Amit Batish, a first-generation migrant Australian, is the One Nation candidate for the western Sydney federal electorate of Chifley. The seat has been a Labor stronghold for more than 50 years, with current MP Ed Husic going for his fourth successive term.
Mr Batish wants to challenge the status quo. He says the major parties are basically the same.
“The two ruling parties that are coming turn by turn are no different. If you take away the cover, you see that they’re the same thing. They don’t care about the people. They’re it in for themselves,” Mr Batish told NRI Affairs.
A small business owner for over 15 years, Mr Batish joined the active politics in 2016-17 “because there were that turntable prime ministers happening which we have seen in India before.”
“And then we had this push for woke ideologies not just in schools but in a political system that we could start to see. And big one was the quota system. So again, we have seen that it doesn’t work in India. I remember when Mandal Commission in the 1990s introduced a quota system there. That was never with a good intention, and I didn’t want to see it happening in Australia.”
Listen to the full interview:
Mr Batish says he chose to join One Nation because “One nation had policies that were actually talking about the people on the ground and issues that they face every day.”
“One Nation had the values that I could relate to,” he emphasised.
New South Wales One Nation leader Mark Latham says Amit Batish is an asset to the party.
“We need more people from Indian Hindu background in councils. I think there’s one at the moment in Hornsby, one at Strathfield etc. And in state parliament, Daniel Mookhey is a labour guy, but he’s more a trade union labour representative than standing up for that particular community. So it’s very important to get people, no matter their politics, running for office. The Hindu community should be more than advocates and lobbyists. They should be decision-makers,” Mr Latham told NRI Affairs.
Mr Batish agrees with Mr Latham. He says people of Indian origin need to take part in politics actively.
“I take pride in myself that Indian community is one of the communities that has very much integrated very well with Australian culture. We can do wonders for politics and bring our experience from the subcontinent. A lot of things that are happening here now, we have already faced those issues back in India like education, quota system and politics in the education system. So, we can make a big difference. It’s only we need to motivate more people to get into politics and be more politically aware.”
As a parent of two high school kids, Mr Batish feels that the education system is being slowly and gradually converted into a left propaganda machine and education is one of the issues he wants to work on through his politics.

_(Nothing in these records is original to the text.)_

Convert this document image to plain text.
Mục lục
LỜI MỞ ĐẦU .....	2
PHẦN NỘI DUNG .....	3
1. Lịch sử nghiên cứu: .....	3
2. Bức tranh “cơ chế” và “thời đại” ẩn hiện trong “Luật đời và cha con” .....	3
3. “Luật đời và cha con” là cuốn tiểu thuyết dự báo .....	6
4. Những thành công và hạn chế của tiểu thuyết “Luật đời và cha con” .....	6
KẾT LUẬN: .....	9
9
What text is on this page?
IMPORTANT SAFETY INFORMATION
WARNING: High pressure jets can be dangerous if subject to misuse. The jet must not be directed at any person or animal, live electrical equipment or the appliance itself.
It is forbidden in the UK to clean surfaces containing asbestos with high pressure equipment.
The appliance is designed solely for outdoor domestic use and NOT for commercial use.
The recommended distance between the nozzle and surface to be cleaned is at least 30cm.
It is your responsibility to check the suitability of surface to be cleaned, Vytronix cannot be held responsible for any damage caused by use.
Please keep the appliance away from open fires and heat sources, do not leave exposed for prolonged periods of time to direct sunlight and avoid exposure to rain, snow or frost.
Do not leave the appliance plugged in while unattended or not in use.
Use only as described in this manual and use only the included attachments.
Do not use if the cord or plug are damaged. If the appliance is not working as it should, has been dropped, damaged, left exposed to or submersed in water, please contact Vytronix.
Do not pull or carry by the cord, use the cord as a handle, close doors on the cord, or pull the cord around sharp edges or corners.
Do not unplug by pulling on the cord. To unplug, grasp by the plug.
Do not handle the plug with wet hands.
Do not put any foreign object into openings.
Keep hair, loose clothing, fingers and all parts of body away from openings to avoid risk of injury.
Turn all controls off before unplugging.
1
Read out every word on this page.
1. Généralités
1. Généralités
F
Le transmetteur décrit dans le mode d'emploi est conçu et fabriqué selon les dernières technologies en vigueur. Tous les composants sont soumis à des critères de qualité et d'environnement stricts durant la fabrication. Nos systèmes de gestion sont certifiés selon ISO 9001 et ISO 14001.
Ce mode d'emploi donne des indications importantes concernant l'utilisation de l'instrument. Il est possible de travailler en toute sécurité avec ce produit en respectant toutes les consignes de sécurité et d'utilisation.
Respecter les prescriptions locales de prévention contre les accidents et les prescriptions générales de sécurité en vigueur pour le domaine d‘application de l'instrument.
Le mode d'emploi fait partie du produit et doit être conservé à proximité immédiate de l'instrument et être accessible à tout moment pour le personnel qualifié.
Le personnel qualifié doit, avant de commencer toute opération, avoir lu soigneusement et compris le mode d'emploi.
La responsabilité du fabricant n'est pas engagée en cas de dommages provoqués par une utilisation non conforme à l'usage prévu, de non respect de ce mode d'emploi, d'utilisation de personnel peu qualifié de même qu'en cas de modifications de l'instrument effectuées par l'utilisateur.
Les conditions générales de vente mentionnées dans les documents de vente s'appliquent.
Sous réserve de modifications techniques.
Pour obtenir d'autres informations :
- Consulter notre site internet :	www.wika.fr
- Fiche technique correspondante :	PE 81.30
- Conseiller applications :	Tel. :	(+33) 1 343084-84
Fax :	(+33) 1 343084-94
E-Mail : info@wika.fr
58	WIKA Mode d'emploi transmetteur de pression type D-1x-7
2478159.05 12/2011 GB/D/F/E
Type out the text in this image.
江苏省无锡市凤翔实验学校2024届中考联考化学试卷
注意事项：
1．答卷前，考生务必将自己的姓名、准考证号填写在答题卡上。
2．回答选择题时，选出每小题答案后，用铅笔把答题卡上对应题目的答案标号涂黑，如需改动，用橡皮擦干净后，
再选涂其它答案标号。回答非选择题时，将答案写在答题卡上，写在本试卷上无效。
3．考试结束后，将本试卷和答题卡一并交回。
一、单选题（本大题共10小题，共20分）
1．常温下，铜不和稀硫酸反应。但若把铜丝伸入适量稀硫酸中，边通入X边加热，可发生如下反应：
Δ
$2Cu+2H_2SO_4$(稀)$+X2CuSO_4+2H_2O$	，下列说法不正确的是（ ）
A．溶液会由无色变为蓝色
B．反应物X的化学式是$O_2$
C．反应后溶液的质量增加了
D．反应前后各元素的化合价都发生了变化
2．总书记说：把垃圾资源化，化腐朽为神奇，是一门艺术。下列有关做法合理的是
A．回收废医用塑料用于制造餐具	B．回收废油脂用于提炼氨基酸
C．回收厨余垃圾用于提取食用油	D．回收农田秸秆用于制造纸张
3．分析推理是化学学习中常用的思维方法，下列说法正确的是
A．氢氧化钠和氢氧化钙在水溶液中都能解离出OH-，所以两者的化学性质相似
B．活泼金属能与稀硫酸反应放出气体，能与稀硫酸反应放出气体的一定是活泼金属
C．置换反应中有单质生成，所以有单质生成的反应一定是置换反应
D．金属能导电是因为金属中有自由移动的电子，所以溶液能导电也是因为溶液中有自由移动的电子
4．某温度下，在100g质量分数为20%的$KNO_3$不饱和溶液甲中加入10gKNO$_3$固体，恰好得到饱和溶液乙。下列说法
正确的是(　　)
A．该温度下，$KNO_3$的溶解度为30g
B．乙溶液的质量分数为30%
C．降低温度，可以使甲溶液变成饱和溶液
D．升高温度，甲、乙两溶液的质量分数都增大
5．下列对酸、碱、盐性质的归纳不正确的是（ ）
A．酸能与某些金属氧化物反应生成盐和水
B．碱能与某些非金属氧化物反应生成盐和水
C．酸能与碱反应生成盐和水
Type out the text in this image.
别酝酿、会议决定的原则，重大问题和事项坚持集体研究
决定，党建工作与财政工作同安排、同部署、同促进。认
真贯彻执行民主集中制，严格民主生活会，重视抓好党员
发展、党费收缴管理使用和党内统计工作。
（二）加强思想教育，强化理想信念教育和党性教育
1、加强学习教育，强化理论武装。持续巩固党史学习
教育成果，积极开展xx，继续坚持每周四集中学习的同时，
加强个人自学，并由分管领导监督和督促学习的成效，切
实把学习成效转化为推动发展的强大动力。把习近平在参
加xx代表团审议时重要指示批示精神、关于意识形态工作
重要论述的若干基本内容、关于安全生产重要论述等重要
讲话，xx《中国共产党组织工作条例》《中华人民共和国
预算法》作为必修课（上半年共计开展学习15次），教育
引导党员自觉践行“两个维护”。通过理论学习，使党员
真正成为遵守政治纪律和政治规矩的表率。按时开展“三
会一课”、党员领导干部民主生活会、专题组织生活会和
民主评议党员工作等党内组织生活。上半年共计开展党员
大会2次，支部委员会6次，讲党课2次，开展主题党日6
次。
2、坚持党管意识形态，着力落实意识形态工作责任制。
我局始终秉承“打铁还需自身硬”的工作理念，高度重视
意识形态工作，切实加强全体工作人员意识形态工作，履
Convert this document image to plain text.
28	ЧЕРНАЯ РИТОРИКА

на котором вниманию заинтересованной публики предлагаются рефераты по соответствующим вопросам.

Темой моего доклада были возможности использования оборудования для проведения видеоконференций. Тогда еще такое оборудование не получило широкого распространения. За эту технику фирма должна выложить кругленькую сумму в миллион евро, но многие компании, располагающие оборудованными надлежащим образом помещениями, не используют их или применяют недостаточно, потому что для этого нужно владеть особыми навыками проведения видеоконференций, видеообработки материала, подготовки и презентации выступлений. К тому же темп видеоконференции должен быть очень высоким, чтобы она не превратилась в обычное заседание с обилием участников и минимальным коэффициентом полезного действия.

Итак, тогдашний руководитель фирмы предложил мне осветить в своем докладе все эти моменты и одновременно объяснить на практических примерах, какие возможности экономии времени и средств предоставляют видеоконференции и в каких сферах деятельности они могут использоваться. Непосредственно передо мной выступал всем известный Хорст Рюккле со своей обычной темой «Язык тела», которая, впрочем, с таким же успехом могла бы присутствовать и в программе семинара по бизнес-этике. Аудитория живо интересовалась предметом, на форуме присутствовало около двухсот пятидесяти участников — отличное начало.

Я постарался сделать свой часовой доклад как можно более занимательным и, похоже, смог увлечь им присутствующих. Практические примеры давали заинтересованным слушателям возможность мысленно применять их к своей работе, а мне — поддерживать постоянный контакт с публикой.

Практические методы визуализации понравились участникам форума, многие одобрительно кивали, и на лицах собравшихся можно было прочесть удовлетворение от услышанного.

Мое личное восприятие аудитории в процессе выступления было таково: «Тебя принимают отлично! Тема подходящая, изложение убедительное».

He said, “Education system is another one where Mark has been doing such a great job in the state parliament. I want to do that same thing from the federal level.”
“Our schools are being systematically targeted by activists and have become breeding grounds for the new generation of political activists,” he said in an interview published on his website.
Mark Latham and Amit Batish deny that One Nation is an anti-Muslim or anti-migrants party, an allegation the Paulin Hanson-led party has faced over the years.
“That’s not true,” notes Mr Latham, “I’m the only one in state parliament who has moved the Religious Freedom bill that’s been supported by the Islamic community and the Hindu community, the Jewish community, Catholics, Anglican Christians across the board. I worked productively with the Islamic community. Whatever perception was 25 years ago is not valid now for NSW One Nation.”
Mr Batish adds that One Nation is not against migrants or any particular community and that this is a fear-mongering campaign.
“It is the number of migrants. There is a big difference between being against a migrant and being against the uncontrolled number of migrants. That is totally different. Labor and Liberal parties are projecting us as anti-immigrant party because they don’t have anything else to question us.”